The sheer intricacy of the bureaucratic obtuseness overwhelmed me. I could not help wondering whether some fraction of the many hours devoted to coming up with such regulations might have been better used speeding the vaccines to more people. France has up to now underwhelmed in getting its population vaccinated.
The country’s shoe repair stores are open, even if you can’t buy new shoes. Its florists are open, but not kitchenware stores. Its frozen goods shops are open, but not gift shops. Bookstores are open now, although they were closed in the first lockdown. All restaurants, bars and cafes are closed. Mr. Macron has suggested that some easing of restrictions will start on May 3 — maybe.
One sign I recently passed in a shuttered beauty salon read: “Contrary to ‘hairdressers,’ it seems we are not essential to well-being. Injustice!”
As for lingerie and underwear stores, deemed nonessential and so closed, they have embarked on a national protest involving sending lacy panties every day to Prime Minister Jean Castex from all over France.

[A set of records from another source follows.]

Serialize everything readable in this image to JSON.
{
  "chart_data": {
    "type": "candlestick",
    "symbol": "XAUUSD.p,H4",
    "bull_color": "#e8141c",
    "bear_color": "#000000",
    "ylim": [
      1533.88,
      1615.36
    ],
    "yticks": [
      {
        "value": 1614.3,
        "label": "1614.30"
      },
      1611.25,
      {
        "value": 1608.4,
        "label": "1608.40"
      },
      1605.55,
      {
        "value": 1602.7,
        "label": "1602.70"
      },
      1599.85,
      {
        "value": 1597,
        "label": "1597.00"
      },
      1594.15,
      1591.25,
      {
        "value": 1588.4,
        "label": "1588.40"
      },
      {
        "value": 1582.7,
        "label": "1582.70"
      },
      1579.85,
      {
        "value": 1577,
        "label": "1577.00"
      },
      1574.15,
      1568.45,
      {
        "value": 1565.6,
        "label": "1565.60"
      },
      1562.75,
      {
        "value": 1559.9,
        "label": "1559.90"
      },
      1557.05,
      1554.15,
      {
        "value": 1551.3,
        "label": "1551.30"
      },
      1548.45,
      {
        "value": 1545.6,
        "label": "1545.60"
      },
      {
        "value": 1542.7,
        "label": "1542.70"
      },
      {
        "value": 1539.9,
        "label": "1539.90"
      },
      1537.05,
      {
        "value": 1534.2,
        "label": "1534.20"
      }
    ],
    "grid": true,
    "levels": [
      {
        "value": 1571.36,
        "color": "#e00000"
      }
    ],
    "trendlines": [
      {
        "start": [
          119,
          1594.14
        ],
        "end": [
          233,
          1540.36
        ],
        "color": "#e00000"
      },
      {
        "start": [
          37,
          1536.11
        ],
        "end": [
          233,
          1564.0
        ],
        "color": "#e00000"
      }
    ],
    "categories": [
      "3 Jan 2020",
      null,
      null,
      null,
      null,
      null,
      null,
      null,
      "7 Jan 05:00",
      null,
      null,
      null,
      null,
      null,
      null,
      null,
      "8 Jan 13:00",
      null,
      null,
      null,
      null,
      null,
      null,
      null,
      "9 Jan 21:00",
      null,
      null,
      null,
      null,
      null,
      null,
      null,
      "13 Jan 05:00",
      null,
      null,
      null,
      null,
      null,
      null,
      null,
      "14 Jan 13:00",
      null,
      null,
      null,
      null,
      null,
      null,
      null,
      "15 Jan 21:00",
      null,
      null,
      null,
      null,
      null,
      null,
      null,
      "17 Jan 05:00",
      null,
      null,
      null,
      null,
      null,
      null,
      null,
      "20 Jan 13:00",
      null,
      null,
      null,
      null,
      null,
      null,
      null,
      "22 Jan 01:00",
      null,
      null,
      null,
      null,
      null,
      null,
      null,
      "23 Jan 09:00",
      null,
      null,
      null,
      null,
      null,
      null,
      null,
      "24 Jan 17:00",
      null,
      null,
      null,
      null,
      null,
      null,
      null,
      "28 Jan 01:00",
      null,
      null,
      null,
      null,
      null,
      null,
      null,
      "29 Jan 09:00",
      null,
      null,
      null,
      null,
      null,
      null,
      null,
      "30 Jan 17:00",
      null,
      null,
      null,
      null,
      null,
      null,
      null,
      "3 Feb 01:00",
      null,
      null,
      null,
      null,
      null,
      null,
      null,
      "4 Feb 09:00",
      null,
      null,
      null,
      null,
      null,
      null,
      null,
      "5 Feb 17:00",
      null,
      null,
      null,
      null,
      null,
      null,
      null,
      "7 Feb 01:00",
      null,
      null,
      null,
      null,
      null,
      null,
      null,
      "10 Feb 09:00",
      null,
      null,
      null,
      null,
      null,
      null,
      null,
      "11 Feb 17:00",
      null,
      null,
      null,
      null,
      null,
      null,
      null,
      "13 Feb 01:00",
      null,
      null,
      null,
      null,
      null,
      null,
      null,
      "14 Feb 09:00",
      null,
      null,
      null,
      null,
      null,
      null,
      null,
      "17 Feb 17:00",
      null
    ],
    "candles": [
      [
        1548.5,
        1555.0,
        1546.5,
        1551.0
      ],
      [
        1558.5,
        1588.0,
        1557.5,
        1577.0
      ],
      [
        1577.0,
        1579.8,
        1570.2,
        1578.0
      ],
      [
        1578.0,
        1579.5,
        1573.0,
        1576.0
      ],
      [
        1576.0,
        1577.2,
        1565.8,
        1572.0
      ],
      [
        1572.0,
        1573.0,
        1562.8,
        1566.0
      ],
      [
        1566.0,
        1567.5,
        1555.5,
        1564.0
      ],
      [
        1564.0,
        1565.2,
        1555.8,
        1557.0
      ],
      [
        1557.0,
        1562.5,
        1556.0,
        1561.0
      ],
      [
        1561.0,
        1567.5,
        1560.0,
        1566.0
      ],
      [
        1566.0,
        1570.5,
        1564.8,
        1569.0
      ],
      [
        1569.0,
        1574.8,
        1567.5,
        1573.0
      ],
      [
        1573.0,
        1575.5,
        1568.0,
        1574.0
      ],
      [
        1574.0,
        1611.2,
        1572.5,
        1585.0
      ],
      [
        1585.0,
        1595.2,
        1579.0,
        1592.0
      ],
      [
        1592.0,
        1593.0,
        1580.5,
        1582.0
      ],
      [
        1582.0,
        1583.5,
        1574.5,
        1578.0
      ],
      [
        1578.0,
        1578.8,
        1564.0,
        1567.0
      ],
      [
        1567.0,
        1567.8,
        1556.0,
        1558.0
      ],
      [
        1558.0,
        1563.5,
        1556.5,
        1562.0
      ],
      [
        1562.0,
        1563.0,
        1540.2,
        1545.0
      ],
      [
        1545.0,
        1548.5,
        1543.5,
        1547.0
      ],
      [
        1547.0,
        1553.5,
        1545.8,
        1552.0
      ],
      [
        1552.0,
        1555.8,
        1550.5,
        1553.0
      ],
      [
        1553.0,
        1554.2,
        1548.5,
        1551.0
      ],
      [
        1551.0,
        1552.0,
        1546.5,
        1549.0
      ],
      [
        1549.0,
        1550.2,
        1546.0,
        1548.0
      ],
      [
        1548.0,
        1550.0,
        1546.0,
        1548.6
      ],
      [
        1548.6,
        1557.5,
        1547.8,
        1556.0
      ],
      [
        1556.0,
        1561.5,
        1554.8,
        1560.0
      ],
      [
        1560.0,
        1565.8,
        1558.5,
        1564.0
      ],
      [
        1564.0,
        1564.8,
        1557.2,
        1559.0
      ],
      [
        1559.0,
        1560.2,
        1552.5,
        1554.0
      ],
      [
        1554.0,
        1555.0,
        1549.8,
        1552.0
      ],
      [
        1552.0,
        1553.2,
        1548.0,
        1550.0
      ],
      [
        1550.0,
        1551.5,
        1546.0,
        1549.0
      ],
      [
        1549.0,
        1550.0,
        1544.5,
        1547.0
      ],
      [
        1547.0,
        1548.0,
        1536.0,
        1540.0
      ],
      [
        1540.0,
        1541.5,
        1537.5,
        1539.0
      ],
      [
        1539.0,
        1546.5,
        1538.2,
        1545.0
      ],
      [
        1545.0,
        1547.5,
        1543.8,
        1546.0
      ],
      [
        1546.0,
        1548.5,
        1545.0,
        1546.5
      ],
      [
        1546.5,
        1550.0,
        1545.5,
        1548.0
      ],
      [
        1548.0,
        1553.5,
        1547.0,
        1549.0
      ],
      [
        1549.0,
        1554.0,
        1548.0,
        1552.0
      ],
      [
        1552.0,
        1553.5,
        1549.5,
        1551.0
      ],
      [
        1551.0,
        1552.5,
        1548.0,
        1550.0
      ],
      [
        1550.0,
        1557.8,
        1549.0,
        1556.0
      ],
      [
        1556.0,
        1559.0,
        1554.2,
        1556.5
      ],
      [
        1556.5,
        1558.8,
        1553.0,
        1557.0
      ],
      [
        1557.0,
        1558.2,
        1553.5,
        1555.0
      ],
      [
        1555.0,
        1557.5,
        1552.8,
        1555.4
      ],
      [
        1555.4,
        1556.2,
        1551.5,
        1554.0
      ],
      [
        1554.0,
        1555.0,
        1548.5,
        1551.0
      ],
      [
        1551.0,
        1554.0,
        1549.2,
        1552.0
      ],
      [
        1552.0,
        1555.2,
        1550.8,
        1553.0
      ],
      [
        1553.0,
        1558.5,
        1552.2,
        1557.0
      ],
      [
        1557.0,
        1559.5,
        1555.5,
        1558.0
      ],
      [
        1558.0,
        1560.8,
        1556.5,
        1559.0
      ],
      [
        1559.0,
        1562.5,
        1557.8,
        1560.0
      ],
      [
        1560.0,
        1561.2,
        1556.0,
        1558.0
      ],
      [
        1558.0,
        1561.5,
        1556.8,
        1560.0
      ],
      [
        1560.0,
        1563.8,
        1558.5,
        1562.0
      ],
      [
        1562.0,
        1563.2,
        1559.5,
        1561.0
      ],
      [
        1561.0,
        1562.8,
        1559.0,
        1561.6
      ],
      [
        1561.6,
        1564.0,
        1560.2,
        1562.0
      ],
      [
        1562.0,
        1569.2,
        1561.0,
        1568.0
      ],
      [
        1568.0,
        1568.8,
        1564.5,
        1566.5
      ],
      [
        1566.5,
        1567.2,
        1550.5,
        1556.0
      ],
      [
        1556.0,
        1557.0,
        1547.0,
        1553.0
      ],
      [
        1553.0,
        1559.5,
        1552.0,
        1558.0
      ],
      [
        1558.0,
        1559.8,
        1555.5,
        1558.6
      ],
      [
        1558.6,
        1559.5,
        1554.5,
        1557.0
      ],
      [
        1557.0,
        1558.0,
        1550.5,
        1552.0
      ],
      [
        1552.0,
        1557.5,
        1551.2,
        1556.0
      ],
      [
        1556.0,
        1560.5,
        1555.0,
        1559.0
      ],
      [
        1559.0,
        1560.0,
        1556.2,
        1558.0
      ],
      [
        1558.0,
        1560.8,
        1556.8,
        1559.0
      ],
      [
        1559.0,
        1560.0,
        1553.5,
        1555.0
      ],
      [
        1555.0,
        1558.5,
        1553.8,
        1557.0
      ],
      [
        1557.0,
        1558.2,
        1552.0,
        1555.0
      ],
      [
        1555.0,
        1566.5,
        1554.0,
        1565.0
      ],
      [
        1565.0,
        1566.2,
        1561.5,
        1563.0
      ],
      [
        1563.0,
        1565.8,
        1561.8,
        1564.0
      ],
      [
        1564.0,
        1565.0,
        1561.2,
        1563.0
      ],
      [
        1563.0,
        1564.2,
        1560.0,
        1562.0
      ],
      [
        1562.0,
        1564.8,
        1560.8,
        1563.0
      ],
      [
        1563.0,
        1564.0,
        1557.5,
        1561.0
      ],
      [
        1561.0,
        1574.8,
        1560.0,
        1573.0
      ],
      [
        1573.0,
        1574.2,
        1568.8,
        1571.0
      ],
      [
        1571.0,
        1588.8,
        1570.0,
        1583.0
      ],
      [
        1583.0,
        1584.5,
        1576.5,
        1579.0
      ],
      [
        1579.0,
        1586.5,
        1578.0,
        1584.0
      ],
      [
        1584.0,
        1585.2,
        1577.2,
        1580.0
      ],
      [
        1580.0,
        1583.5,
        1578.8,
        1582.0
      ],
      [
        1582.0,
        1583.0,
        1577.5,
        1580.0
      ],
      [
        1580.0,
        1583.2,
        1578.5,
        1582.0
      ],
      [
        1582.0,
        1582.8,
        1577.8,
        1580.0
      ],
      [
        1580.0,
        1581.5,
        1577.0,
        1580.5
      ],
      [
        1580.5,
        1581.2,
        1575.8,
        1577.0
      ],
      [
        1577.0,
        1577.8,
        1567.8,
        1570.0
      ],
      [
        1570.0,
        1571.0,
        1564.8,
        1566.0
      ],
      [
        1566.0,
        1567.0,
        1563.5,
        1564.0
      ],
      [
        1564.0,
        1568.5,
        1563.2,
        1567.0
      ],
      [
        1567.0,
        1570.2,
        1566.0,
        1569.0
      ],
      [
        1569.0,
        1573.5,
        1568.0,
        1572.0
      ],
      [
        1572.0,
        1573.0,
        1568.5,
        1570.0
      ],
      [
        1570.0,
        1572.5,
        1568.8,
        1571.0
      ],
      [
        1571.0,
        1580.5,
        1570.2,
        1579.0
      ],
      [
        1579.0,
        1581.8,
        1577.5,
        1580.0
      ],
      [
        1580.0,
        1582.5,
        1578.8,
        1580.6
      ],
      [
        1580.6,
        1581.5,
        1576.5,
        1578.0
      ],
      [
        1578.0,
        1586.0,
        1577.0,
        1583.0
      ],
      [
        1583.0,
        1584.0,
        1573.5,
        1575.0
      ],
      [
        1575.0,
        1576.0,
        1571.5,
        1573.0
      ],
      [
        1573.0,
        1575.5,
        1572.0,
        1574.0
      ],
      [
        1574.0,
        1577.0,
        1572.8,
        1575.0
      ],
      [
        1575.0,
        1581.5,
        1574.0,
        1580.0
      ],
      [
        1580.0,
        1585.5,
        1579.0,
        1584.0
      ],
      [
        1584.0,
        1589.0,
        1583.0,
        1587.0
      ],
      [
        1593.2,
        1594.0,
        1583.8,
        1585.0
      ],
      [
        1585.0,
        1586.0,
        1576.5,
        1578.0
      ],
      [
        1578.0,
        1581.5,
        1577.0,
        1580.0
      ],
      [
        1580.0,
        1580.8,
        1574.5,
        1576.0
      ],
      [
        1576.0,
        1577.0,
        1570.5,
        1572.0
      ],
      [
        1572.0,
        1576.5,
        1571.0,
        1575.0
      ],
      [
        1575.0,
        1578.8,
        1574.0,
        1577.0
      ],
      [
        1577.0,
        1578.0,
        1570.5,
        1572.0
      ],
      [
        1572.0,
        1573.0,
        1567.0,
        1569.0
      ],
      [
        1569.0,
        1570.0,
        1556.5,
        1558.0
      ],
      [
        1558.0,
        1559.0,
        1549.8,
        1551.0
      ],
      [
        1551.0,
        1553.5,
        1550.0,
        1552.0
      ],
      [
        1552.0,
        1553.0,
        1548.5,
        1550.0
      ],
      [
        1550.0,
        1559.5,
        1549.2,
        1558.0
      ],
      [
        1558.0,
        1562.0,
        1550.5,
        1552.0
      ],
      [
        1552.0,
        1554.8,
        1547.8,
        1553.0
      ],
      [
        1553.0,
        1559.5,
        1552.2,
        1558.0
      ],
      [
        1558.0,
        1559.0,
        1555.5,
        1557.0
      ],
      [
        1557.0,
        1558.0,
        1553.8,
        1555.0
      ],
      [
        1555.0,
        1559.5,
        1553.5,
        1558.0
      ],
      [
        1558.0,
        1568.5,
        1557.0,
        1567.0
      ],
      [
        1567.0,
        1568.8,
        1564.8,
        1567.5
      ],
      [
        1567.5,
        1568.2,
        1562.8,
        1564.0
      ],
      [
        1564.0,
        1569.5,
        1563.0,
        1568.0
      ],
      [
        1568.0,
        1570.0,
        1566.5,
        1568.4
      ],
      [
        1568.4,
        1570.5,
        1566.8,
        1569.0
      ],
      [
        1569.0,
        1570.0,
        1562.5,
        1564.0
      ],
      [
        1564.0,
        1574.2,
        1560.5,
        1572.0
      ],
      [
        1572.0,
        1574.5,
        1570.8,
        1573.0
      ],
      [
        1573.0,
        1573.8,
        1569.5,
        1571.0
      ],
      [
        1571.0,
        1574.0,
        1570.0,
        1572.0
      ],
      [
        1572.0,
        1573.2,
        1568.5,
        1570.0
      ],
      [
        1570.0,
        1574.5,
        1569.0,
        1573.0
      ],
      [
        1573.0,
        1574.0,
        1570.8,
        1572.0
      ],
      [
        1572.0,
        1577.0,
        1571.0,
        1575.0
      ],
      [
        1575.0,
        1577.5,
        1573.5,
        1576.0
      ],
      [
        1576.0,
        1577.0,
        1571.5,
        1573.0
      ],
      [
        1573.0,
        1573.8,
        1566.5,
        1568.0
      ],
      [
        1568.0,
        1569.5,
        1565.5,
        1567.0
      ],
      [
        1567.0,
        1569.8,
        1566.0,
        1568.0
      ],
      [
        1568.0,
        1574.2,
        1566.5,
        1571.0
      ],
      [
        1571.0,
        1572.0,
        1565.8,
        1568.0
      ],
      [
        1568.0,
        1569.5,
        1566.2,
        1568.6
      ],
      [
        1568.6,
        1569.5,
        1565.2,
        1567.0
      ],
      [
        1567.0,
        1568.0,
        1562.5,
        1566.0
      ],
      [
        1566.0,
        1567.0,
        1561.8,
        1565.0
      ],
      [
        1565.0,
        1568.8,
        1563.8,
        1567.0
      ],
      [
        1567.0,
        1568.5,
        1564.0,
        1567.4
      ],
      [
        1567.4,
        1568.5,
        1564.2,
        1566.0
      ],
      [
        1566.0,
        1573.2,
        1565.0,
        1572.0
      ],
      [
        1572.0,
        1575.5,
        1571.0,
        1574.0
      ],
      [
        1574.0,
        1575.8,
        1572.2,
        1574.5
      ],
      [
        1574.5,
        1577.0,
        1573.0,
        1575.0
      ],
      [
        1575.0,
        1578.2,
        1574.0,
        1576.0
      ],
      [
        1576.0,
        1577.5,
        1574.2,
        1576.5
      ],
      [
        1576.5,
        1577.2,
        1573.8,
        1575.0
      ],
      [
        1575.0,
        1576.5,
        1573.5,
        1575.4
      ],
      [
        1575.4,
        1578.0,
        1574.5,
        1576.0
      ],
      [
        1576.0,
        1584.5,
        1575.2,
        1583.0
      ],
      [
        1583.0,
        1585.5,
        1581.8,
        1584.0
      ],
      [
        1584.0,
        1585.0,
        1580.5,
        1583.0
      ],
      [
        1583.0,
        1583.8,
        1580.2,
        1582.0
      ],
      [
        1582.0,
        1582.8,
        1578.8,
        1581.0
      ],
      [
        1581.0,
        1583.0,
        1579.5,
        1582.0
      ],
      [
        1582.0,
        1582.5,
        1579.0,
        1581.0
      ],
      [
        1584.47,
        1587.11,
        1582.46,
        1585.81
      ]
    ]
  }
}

I know there has to be a logic to what’s open and what’s closed. France, after all, still has a commissioner general for planning, as if the Soviet Union had never disappeared. The country proceeds with methodical purpose based on the analysis and forecasts of highly trained public servants, formed in elite schools.
Still, an overwhelming question grips my entire being: Why these apparently arbitrary rules?
I asked a Castorama store assistant to explain why, for example, the lamps I coveted were off limits while I could buy a crepe maker.
“I don’t really know,” she said. “But, of course, you can always use a candle.”